Fernando Pessoa é, entre todos os poetas portugueses (e mais do que outros, como Antero), pela natureza iminentemente aporética e paradoxal do seu universo, aquele que mais naturalmente suscita a intervenção do filósofo a propósito do modo particular como a matéria informe que habita o seu «espaço interior» se transforma em matéria escritural pensante, aparentemente dispersa, mas com um pendor, se não sistemático, claramente sistematizante. No centro deste novo livro de José Gil, que é mais um exercício brilhante de exploração consequente de aparentes evidências, perfila-se uma questão de sempre desse espaço pessoano, a decisiva, mas que, segundo o autor, continua sem resposta: a questão de saber o que são, afinal, os heterónimos e qual o seu real estatuto – «a grande questão irrecusável e que não recebeu ainda uma resposta clara», como lemos logo na página de abertura do livro. E se isso acontece é porque a tendência para separar o que anda unido – de um lado, uma poética ou uma «dramaturgia»/encenação, do outro, um pensamento – tem sido a dominante nos chamados «estudos pessoanos». Já a primeira frase de O Espaço Interior (há vinte anos) é clara: «O pensamento poético de Fernando Pessoa liga-se intimamente à experiência que o viu nascer, a experiência do seu próprio pensamento.» (p. 9)  Ou seja: não há, em Fernando Pessoa, distinção de princípio entre uma poética e um pensamento. Este foi, desde início – desde A Metafísica das Sensações – o fundamento de toda a reflexão original de José Gil sobre Fernando Pessoa. Contra as leituras dominantes, e por vezes únicas – antes, meramente literárias ou esotéricas, hoje esotéricas e filológicas, ou incipientemente comparatistas.

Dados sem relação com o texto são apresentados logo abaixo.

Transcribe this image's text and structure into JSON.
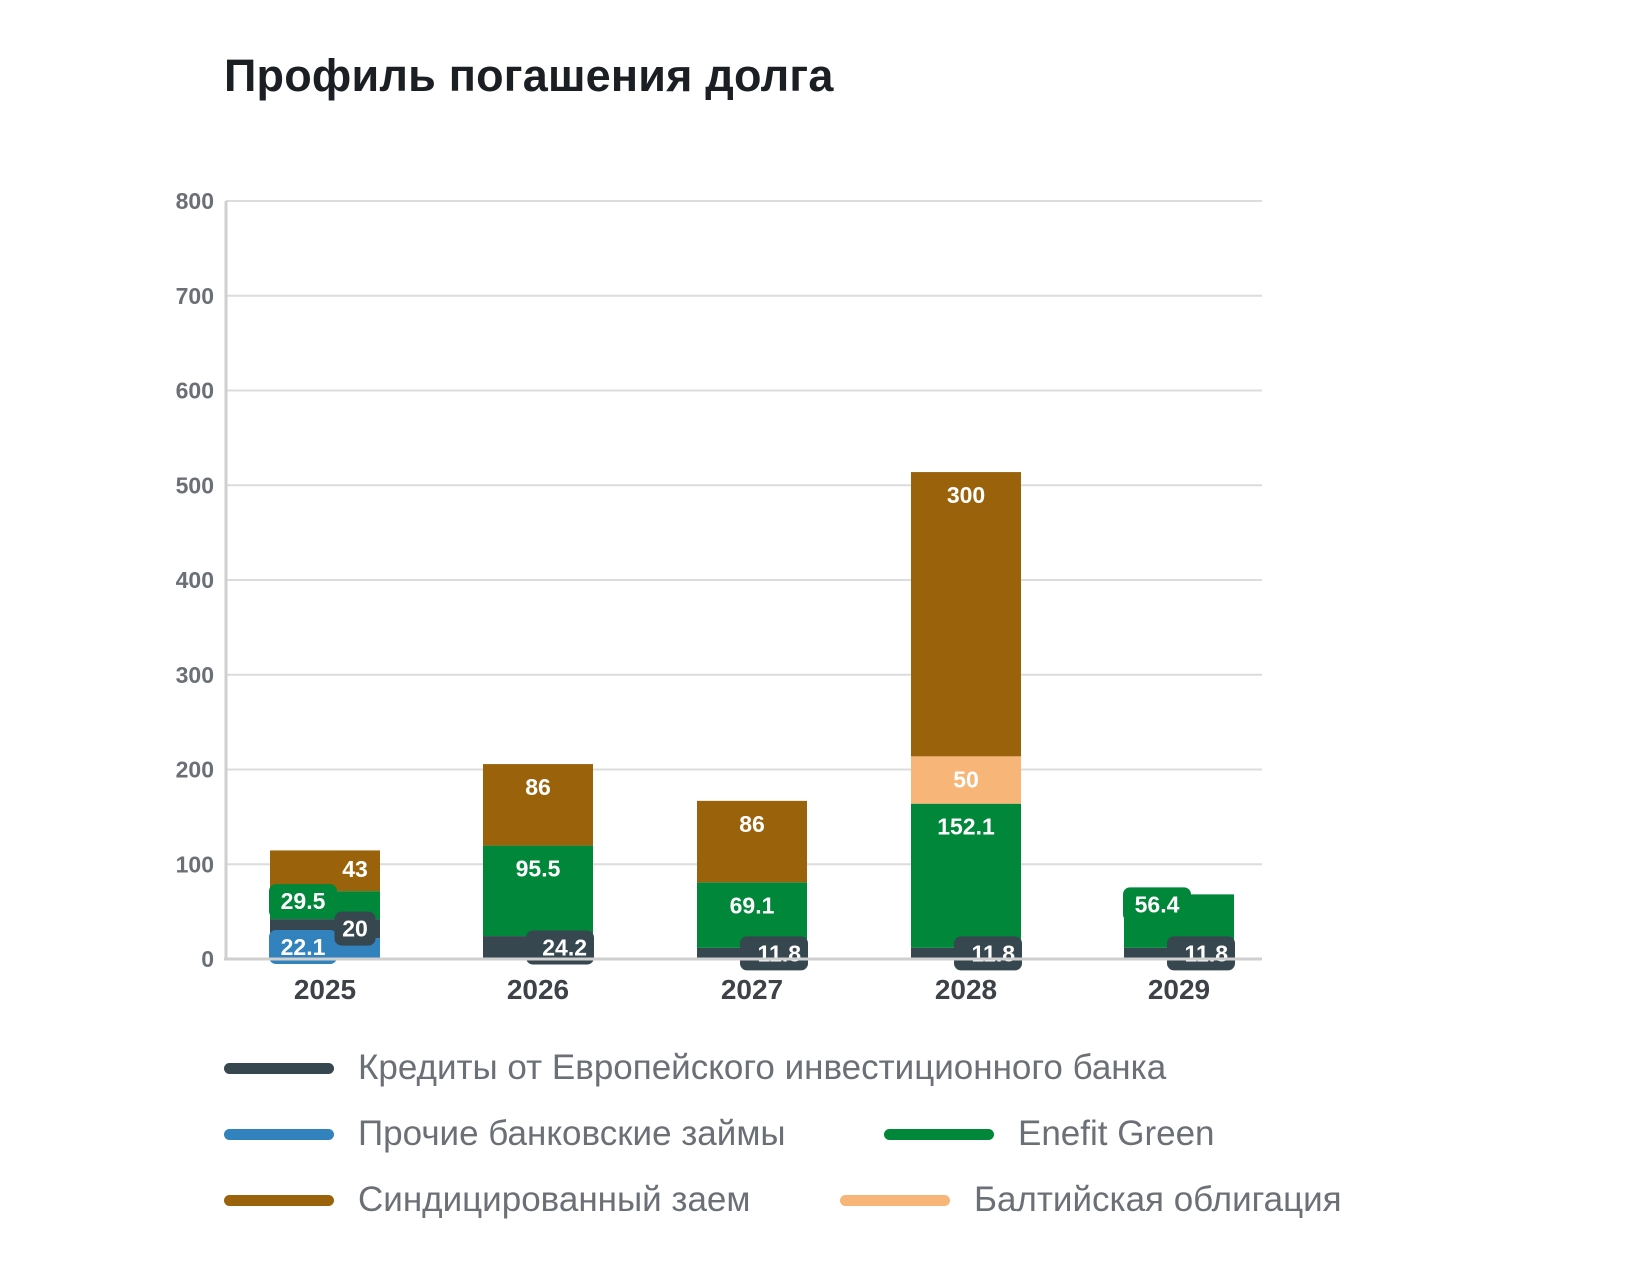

Pensar Pessoa, um poeta que permanentemente se pensa em dobra e desdobra, do modo como o faz José Gil em Cansaço, Tédio, Desassossego, renovando o seu olhar sobre o objecto (e sobre o seu próprio pensamento anterior), num arguto e persistente exercício deambulatório de argumentação e prova (provisória) é um traço distintivo do ensaio na sua forma mais genuína, como entre nós o praticou exemplarmente Eduardo Prado Coelho. Como o Eduardo (e eu próprio), José Gil sabe que o ensaio é um «género intranquilo» cuja mais-valia é o valor de uso de uma hipótese, o saber da incompletude.
Pensar Pessoa com Pessoa, em convergência com o seu objecto (como o Júri destaca no seu parecer em relação ao livro de José Gil), é pensá-lo «em estado de imanência», numa quase cumplicidade em que sujeito e objecto se entendem e (con)fundem. É um sinal de pujança do pensamento, num país sem rosto onde ao «medo de existir» se veio juntar a interdição de pensar («on va vers le silence», como escrevia já em 1991 Eduardo Prado Coelho), dominados que estamos por uma espécie de maldição pragmática, no eterno circo de costumes nacional, numa arena tíbia e alegremente inconsciente em que tudo se passa entre o inter-dito (o dito entre dentes) e o desbocado. O rio do pensamento estiola entre tais margens, como já Brecht lembra no seu poema:
                                    Do rio que tudo arrasta
                                    se diz que é violento.
                                    Mas ninguém diz violentas
                                    as margens que o oprimem.

José Gil, com mais este notável conjunto de ensaios pessoanos, é excepção, e isso, só por si, justifica a atribuição do Grande Prémio de Ensaio Eduardo Prado Coelho a Cansaço, Tédio, Desassossego.
Parabéns ao autor, e obrigado a todos pela vossa presença.